Sri Lanka rice field
© GoogleRizière au Sri Lanka

L'Histoire du Monde nous emmène au Sri Lanka où des milliers d'habitants de régions rurales sont frappés par mystérieuse maladie des reins incurable. Une étude met en cause les pesticides et autres angrais pulvérisés sur les champs. Robin Cornet.

Des grappes de villages entourées de champs. Les rizières et les bananeraies forment des mosaïques dans les plaines. C'est une région agricole. Mais la Province du Centre-Nord est frappée d'un mal étrange. Un premier cas a été enregistré il y a vingt ans à l'hôpital d'Anuradhapura. Une maladie rénale spécifique, mortelle et contre laquelle il n'existe pas de traitement. Aujourd'hui elle affecte 15 % de la population de la province.

Sampath Kumarasinghe n'a que 21 ans. Dans cette chaleur tropicale, il porte un pull et un bonnet de laine. C'est un petit cultivateur de riz. Mais il n'a plus la force de travailler dans ses rizières, confie-t-il à un reporter de la BBC. Il survit grâce à des dialyses et espère bénéficier d'une greffe des reins. Les siens ne filtrent plus efficacement son sang. Mais la liste des demandeurs d'organes est longue. Ses soins médicaux sont gratuits au Sri Lanka. C'est déjà ça.

Pas d'hypertension, pas de diabète... les victimes ne présentent souvent pas les prédispositions habituelles pour des maladies rénales. Alors, que se passe-t-il dans cette région ? L'Organisation Mondiale de la santé y a envoyé ses experts. Prises de sang, prélèvements divers, analyses... L'eau, l'air, les produits alimentaires... tout a été envoyé dans des laboratoires. Résultat : des niveaux anormalement élevés d'arsenic et de cadmium, dans le sang, la nourriture et l'air. Pas énorme. Pas au-delà du seuil de dangerosité. Mais à y être constamment exposés, les paysans finissent par affecter leur santé.

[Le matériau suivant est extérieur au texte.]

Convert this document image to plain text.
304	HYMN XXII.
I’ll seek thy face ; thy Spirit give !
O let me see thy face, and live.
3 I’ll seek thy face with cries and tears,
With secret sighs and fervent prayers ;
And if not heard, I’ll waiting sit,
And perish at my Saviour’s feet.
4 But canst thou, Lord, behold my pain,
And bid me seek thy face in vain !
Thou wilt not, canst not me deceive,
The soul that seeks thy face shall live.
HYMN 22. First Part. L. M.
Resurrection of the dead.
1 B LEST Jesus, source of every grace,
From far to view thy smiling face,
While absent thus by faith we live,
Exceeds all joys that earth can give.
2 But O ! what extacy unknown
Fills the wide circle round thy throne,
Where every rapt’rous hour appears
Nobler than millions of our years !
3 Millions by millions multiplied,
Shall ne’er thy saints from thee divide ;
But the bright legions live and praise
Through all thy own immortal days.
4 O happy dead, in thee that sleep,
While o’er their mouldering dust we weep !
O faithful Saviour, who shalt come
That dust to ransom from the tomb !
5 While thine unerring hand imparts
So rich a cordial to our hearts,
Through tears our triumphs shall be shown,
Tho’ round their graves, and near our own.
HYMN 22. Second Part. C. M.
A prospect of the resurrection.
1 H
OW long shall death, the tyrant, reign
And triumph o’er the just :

Arsenic et cadmium. Le premier est présent dans les pesticides. Le second dans les engrais. Des produits chimiques agricoles souvent importés de Chine, peu contrôlés et bon marché. Ils sont très utilisés au Sri Lanka. L'industrie, bien sûr, s'est immédiatement employée à décrédibiliser l'étude : pas assez rigoureuse, pas validée par une revue scientifique à comité de lecture.

Interrogé sur Al Jazeera, le ministre de l'agriculture dit que les conclusions de l'étude ne sont pas formelles et qu'il est difficile pour le gouvernement de prendre des mesures fermes contre les pesticides. Nourrir la population, c'est aussi un enjeu. Mais d'autres régions agricoles sont frappées par des maladies semblables : Nicaragua, Guatemala, Costa Rica... et là aussi, les produits chimiques sont pointés du doigt.

Les fermiers ne sont souvent pas au courant des conclusions de l'étude. Ils épandent les produits sur les rizières à l'aide de pulvérisateurs et parfois sans protection. Ceux qui ont conscience du danger disent ne pas pouvoir s'en passer. Ce serait risquer de compromettre les récoltes, leur unique source de revenus.